セッション情報 パネルディスカッション13(肝臓学会・消化器病学会・消化器外科学会合同)

チーム医療で提供する最善の肝臓病診療

タイトル 肝PD13-7:

クリティカルパスを活用した肝臓病チーム医療の実践

演者 杉 和洋(国立熊本医療センター・消化器内科)
共同演者 中田 成紀(国立熊本医療センター・消化器内科), 尾上 公浩(国立熊本医療センター・消化器内科)
抄録 肝臓病診療が高度かつ煩雑になるにつれ、医師による医療行為以外に、生活、服薬あるいは栄養指導・管理、さらには医療費助成手続きや病院経営管理など多職種による役割分担と相互の連携が重要になってきている。クリティカルパス(パス)は関係する職種スタッフの共同作業により作成された診療・看護・リハビリテーションなどの時系列の計画書であり、医療の標準化とともにチーム医療の向上にも効果がある。パスの作成・見直しにあたっては、医師、看護師、薬剤師、栄養士、検査技師のみならず医療ソーシャルワーカーや医事課職員等、関連職種の共同作業が求められる。当院では1998年よりパスを導入し、2006年に紙ベースから電子化へ移行した。現在ではパスを作成した場合には院内パス研究会で紹介され、一定期間の使用後にはパス検討会で見直しが検討される。この際、論理性、EBM的な妥当性、バリアンス、ベンチマークとしてのDPC解析データ等に関して、各職種代表が一堂に会し検討する。この結果、より完成度の高いパスへ改訂され、良質の医療が提供される。肝臓病に関しては、入院パスとして肝動脈塞栓術、ラジオ波焼灼療法、肝生検、インターフェロン療法や内視鏡的食道静脈瘤治療等をすでに運用しているが、2008年より外来パスとして肝炎インターフェロン地域連携パスを活用している。

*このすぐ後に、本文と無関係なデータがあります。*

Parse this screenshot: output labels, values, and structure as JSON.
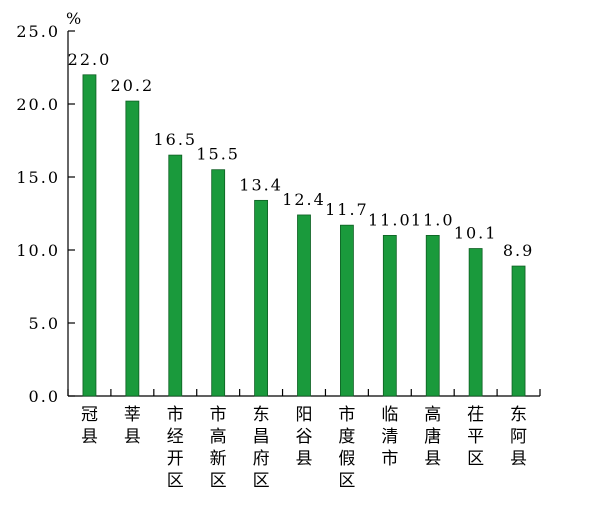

連携パスは診療計画・記録としてだけではなく、生活指導、服薬指導や栄養指導のツールを兼ねており、チーム医療を行う上での情報共有のツールとなっている。さらには院内のみならず、連携パスを活用することでかかりつけ医との医療連携を構築し、テラプレビル治療においては皮膚科連携パスを活用している。これにより後方連携のみならず前方連携が構築され、かかりつけ医との顔の見える勉強会を通じて地域医療機関におけるチーム医療の向上がもたらされている。当院でのパスを用いた肝臓病チーム医療の実践を紹介する。